3月16日 今仕込んでおきたい注目の銘柄 |
今日の相場とこれからの見通し
個別業種の動きを見ると、全33業種のうち22業種が下落しました。中東情勢の緊迫化に伴う燃料コストの上昇懸念などもあり、輸送用機器や空運など景気敏感株の一角が弱く、トヨタやホンダといった自動車株、さらに日本航空やANAホールディングスなど空運株が下落しました。中東ではイランの新たな最高指導者となったモジタバ師が報復を示唆する強硬な声明を発表し、地政学リスクが一段と意識されました。さらに米国のドナルド・トランプ大統領もイランに対し強い言葉で圧力をかけたことで緊張感が高まり、市場ではホルムズ海峡の封鎖リスクや原油価格の一段高への警戒が続いています。
為替市場では、この地政学リスクの高まりを背景に「有事のドル買い」が進み、ドル円は一時159円69銭付近まで円安ドル高が進行しました。直近で為替介入警戒のきっかけとなった159円45銭近辺を上回ったことで、円安けん制の動きが強まる可能性も意識されています。ただ、今回のドル高は円だけでなく主要通貨全体に対するドル買いという側面も強く、日本単独での対応は難しいとの見方も出ています。市場では現状、162円前後が為替介入の警戒水準として意識され始めているようです。
また、この後の海外市場では米国の経済指標が多数発表される予定となっています。

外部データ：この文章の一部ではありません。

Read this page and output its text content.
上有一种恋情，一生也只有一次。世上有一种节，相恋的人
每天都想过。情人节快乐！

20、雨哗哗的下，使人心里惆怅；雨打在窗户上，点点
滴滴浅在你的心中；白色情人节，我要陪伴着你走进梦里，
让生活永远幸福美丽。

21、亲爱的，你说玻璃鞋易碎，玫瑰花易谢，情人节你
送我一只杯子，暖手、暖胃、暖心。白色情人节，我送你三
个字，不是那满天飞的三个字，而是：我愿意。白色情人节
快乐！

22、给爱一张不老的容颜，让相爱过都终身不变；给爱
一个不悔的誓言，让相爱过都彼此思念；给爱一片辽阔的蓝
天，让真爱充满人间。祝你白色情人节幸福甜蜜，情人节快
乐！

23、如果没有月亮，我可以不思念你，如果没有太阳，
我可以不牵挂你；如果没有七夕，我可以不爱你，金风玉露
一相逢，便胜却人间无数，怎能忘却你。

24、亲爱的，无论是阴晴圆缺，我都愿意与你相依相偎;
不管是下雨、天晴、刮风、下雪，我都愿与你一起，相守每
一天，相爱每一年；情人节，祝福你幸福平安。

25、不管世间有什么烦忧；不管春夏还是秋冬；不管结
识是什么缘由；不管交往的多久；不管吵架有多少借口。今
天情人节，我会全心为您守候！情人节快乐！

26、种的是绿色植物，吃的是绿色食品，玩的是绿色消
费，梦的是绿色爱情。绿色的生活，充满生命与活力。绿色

耐久財受注や実質GDP改定値、個人所得・支出、さらにインフレ指標として注目度の高いPCE価格指数など重要指標が控えていますが、足元では中東情勢が市場の最大の関心事となっており、これらの指標が示す数字は「地政学リスク拡大前のデータ」として受け止められる可能性もあります。実際、前日の米国株式市場ではイラク水域でタンカーがイランの攻撃を受けたと伝わったことや、ホルムズ海峡閉鎖の懸念が強まったことから原油価格が急上昇し、株式市場には終日売り圧力が広がりました。さらにプライベートクレジット市場を巡る不安も根強く、リスク資産全体に対する警戒感が広がっています。
これからの動きをテクニカル的に見ると、日経平均は急速に上昇してきた反動から短期的な調整局面に入っている可能性があります。5万4000円台を割り込んだことで、次の下値の目安としてはSQ値のある5万2900円近辺や5万2000円台前半が意識されやすくなっています。ただ、ここまでの上昇トレンド自体が崩れたわけではなく、押し目買いの需要も残っているため、急落が続くというよりは値幅を伴った上下動を繰り返しながらの調整となる可能性が高いとみられます。
ァンダメンタルズ面では、最大の焦点はやはり中東情勢の行方と原油価格の動向です。仮にホルムズ海峡を巡る緊張がさらに高まればエネルギー価格の上昇を通じて世界的なインフレ再燃への警戒が強まり、株式市場には重しとなる可能性があります。また、米国の金融政策を左右するインフレ指標や雇用関連指標も引き続き重要で、これらが想定より強い内容となれば長期金利上昇を通じて株式市場に調整圧力がかかる可能性もあります。ただし、円安基調自体は日本企業の業績面では追い風となる側面もあり、地政学リスクが落ち着けば日本株は再び押し目買いが入りやすい環境でもあります。
今後は中東情勢のニュースフローと原油価格、そして為替の円安進行の度合いが、相場の方向性を左右する重要なポイントになります。